Friday, March 30, 2012

Aren't our jobs hard enough already?

“There are three kinds of lies: lies, damn lies and statistics”
Benjamin Disraeli

Oh Ben, you clearly didn’t work with the same folks I do!!
Honey, let me tell you there are WAAAY more kinds than that!

And, can I just say, the ones that piss me off the most are the lies told by staff in government agencies who are supposed to be ‘our partners’ in protecting kids!!

We don’t have a choice – we HAVE to work with these people.

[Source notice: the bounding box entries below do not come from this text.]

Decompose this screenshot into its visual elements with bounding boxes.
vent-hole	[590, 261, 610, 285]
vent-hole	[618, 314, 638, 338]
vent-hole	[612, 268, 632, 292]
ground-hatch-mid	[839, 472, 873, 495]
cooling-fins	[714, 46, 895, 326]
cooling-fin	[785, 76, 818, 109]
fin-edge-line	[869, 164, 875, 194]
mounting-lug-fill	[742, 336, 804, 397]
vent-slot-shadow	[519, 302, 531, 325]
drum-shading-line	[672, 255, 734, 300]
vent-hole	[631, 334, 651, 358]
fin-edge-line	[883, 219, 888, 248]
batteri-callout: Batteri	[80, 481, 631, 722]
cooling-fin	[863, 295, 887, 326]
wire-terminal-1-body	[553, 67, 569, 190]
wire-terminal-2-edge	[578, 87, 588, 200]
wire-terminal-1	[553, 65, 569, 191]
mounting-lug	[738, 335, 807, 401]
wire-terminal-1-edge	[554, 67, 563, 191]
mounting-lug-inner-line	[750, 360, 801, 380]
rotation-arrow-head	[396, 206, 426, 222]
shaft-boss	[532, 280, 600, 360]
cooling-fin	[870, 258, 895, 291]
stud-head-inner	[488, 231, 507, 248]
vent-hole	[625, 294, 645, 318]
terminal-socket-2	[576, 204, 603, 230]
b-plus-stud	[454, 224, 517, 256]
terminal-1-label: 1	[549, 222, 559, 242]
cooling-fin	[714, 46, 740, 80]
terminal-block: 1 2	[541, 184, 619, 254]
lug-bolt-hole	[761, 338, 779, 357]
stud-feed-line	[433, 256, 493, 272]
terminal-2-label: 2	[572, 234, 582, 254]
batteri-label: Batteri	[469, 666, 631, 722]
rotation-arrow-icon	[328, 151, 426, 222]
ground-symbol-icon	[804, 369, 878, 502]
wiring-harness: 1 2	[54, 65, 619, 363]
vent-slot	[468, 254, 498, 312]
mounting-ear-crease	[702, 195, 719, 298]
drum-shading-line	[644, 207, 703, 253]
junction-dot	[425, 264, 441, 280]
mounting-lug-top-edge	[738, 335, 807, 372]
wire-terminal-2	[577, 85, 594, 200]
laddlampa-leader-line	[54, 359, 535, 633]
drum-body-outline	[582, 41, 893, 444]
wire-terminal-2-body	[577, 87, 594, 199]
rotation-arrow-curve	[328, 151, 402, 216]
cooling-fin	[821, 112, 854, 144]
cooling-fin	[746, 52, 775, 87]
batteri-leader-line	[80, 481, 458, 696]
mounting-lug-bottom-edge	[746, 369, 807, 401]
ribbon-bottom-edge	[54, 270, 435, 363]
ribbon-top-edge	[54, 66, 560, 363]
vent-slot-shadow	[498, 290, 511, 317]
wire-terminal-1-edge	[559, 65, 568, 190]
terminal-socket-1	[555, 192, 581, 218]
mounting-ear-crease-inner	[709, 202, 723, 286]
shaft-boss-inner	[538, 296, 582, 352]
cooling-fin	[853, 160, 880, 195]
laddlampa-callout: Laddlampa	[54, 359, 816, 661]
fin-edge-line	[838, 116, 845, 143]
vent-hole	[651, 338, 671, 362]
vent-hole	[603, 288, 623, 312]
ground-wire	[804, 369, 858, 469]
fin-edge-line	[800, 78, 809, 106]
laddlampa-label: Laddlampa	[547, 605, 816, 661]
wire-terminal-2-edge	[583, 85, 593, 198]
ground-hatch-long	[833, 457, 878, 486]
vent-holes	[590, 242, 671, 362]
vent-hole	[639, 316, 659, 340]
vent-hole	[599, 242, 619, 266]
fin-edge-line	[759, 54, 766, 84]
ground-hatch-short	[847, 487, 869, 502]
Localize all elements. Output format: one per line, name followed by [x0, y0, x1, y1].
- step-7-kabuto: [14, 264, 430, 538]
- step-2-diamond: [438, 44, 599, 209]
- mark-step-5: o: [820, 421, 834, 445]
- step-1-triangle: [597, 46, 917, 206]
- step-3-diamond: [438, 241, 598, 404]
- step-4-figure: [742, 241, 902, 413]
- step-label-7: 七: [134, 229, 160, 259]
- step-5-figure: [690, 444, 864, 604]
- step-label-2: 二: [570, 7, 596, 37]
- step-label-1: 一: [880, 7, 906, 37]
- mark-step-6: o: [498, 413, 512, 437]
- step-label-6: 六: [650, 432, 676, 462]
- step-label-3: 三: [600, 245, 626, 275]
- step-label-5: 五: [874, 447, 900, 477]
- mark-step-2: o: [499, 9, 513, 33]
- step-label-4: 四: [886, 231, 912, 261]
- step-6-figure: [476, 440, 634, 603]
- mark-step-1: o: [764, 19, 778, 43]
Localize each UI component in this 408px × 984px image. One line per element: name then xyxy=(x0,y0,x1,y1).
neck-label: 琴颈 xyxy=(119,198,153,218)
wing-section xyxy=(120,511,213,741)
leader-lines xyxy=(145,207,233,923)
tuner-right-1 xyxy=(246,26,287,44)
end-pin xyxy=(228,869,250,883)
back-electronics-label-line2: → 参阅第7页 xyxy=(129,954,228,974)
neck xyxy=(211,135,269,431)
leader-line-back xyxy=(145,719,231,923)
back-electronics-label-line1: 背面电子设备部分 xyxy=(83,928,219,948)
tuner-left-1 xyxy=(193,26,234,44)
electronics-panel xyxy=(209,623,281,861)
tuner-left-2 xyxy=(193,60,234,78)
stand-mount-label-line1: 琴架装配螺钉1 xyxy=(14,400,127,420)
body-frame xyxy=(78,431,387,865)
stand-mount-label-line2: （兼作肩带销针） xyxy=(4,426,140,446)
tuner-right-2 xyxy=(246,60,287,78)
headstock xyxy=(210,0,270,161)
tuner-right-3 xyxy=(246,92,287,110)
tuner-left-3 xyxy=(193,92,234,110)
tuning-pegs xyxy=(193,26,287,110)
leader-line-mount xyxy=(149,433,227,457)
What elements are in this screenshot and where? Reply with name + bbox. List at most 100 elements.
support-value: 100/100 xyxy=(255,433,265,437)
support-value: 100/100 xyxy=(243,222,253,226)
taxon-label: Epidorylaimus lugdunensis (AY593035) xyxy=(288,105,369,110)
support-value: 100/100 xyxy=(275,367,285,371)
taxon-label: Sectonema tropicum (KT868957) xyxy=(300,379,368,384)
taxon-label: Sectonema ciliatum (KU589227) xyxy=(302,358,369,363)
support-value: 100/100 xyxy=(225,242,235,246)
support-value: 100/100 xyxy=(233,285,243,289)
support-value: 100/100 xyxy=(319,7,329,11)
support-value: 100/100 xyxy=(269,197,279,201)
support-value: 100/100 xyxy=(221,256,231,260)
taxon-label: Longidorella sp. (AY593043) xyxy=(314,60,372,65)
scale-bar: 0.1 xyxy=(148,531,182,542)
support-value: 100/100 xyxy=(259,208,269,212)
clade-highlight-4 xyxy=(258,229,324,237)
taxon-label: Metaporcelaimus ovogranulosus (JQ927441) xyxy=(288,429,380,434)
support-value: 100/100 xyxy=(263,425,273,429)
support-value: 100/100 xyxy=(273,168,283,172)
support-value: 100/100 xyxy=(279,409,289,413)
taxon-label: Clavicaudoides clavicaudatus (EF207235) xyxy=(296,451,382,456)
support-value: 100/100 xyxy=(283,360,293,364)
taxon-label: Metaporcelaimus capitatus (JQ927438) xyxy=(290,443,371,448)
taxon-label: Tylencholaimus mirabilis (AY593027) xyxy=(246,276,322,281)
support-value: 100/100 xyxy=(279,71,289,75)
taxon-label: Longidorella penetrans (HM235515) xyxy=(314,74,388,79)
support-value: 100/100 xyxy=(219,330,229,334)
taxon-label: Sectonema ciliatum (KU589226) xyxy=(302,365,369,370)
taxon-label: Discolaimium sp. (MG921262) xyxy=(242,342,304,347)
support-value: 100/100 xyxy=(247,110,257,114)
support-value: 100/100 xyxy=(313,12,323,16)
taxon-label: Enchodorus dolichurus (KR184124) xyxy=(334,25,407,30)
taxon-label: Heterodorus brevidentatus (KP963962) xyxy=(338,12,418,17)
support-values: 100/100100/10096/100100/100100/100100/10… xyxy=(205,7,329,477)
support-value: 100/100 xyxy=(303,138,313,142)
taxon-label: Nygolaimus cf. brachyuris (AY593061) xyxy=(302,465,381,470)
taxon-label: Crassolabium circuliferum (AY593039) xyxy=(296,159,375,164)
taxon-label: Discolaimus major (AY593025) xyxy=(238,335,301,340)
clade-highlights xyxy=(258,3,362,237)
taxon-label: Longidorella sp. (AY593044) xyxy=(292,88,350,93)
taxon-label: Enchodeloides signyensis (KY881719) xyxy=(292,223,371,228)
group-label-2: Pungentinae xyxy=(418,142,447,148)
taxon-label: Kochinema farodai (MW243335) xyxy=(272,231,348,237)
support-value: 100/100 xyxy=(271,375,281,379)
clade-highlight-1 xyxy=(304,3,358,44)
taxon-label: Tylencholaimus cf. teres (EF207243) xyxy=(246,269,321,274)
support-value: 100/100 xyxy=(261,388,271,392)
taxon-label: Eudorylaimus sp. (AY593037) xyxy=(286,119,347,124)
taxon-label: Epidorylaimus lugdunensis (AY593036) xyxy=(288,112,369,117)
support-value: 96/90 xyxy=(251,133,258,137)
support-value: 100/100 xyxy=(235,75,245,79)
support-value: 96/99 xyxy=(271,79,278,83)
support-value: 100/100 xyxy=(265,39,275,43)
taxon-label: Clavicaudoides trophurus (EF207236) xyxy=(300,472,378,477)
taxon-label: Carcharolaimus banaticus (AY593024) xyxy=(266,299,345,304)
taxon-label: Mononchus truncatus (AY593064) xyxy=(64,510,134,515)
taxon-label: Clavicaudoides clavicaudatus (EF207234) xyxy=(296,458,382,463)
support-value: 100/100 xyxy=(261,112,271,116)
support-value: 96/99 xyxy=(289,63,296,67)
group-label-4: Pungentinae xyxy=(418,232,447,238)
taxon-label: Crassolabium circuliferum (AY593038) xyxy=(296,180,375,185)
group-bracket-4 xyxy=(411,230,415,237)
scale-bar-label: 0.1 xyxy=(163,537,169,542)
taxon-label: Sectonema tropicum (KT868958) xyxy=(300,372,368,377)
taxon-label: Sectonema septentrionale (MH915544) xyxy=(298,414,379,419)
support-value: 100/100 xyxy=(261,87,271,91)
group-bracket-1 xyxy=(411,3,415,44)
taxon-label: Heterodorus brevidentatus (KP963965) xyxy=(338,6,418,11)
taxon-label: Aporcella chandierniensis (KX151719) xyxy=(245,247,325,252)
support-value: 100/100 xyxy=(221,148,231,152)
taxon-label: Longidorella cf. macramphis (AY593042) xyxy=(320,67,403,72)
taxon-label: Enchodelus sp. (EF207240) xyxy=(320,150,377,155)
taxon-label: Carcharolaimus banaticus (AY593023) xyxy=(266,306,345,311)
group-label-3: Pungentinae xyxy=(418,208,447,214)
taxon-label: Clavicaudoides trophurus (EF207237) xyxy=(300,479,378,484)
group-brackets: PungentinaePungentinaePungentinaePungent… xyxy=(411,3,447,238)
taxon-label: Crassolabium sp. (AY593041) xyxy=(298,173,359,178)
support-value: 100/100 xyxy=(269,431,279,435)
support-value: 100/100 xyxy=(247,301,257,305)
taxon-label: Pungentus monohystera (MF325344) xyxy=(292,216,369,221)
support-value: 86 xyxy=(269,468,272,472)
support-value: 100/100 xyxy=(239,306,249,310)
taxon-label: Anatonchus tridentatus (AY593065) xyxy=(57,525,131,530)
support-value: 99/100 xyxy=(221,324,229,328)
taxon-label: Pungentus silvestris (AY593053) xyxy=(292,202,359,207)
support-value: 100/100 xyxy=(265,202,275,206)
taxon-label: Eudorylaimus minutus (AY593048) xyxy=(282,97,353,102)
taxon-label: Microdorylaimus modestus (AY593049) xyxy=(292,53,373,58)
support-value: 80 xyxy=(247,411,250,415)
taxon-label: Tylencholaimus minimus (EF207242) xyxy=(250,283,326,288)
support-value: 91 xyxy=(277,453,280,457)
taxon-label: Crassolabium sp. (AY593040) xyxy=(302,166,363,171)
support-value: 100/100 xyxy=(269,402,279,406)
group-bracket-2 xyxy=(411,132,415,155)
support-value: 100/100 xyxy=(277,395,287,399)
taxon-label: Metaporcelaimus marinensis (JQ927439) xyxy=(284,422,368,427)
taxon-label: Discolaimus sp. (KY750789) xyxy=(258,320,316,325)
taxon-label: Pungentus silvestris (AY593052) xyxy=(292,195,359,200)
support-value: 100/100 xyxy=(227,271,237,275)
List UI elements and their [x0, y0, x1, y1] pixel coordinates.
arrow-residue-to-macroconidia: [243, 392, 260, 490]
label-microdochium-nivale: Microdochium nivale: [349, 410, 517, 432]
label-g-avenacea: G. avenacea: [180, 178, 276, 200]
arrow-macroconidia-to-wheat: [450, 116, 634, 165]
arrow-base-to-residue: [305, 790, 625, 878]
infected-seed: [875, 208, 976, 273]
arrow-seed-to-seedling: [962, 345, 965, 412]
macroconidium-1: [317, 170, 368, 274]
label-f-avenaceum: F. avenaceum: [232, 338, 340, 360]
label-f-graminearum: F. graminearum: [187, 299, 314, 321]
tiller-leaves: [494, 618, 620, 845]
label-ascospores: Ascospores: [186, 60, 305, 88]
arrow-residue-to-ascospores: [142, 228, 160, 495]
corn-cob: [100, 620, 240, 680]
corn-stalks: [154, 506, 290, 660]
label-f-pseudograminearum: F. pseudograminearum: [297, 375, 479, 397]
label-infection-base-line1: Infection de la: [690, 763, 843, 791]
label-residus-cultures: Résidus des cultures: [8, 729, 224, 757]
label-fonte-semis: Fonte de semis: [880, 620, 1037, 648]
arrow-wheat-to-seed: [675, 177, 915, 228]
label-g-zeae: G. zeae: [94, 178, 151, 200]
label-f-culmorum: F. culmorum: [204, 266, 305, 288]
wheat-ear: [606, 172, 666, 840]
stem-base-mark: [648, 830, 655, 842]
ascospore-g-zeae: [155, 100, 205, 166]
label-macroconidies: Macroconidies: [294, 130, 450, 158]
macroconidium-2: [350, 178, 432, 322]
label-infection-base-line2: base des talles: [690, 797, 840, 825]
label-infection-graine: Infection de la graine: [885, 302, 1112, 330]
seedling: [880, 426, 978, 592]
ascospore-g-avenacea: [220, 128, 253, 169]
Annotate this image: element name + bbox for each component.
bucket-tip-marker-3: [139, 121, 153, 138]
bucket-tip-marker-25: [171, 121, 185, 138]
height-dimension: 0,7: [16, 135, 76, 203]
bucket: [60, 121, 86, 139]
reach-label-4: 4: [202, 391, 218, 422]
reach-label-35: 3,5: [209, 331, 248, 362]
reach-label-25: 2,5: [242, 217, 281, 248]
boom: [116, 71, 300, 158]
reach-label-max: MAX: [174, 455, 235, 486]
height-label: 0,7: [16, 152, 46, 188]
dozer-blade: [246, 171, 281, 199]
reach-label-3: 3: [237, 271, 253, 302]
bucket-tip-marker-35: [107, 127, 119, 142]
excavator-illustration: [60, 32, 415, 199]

I’d like to know at what point the ability to lie with a straight face becomes so routine and habitual that it gets incorporated as part of a person’s character… because I swear that’s the point at which workers are promoted from the front lines to Supervisors at DCFS (Department of Children and Family Services).

I was happy (well, willing to oblige, if not exactly gleeful) the request last week to admit a 3yr old female who had obviously been wailed on and beaten for some time.
There wasn’t an extremity or body surface that didn’t have some mark, bruise or healing scar to attest to the cruelty she’d experienced at the hands of mom and her partner - and for those of you who suspect I’m always ‘picking’ on male partners, let me clarify that this partner was female.

(Dear Moms,
The people you pick to sleep with, regardless of gender, who have NO biological, financial or emotional attachment to your children are NOT going to be ‘bonded’ with them in the same way that, hopefully, you are – and bad things can, and DO, happen.

End of discussion)

This kid had the misfortune to live in an area across the river from us into which not even State Troopers go alone after midnight.
So I initially had some sympathy for the investigating worker who promised she’d go out to the home in the morning and then approach her Supervisor about taking protective custody if no suitable family member could be found for placement.

(You may be amazed to know how many kids are raised in such multigenerational dysfunctional families that no one for three generations can pass a background check and serve as a placement for kids; then again, if you've been reading this blog for any length of time, maybe you wouldn't be surprised at all!)

My sympathy also extended to later that day when I was told the court docket was full and they couldn’t get her case before a judge until Monday.

See, here’s the problem…
while on any given day we’re a regular laugh riot of a fun place to work and hang out, we’re not a frickkin’ resort.

There was NO medical reason for this child to be admitted in the first place and, if there’s NO medical care being provided, we don’t get paid!

Is money more important than protecting a child’s life?…of course not.
But you know when shit starts to roll about this unreimbursed admission, it will land on my doorstep!

Needless to say, my sympathy was evaporating more quickly than spit on a hot griddle!

In a nut shell, phone calls were exchanged on Monday, with all kinds of time frames and excuses from the DCFS Supervisor about how “things weren’t moving along as quickly as they’d hoped”.

When she insisted on additional days, it lead to a quick phone call (placed by me) to Court which confirmed my suspicion that DCFS never contacted them about this kid (not this week nor last) so, of course, her case wasn’t anywhere on the docket!

I admit it, I was a bitch when I called them back at 4:45pm and told them I had spoken to court.

I also told them the day spa was closing, the kid would be on the corner waiting for pickup within the hour and if they couldn’t find a way to take her into custody by then, she’d be turned over to an investigative reporter from the local paper who was more than willing to do his own investigation.

In rush hour traffic, it’s a 45” drive from their offices.
They were at the hospital within a half hour.

All of which begs the question: WHY should it be this hard?!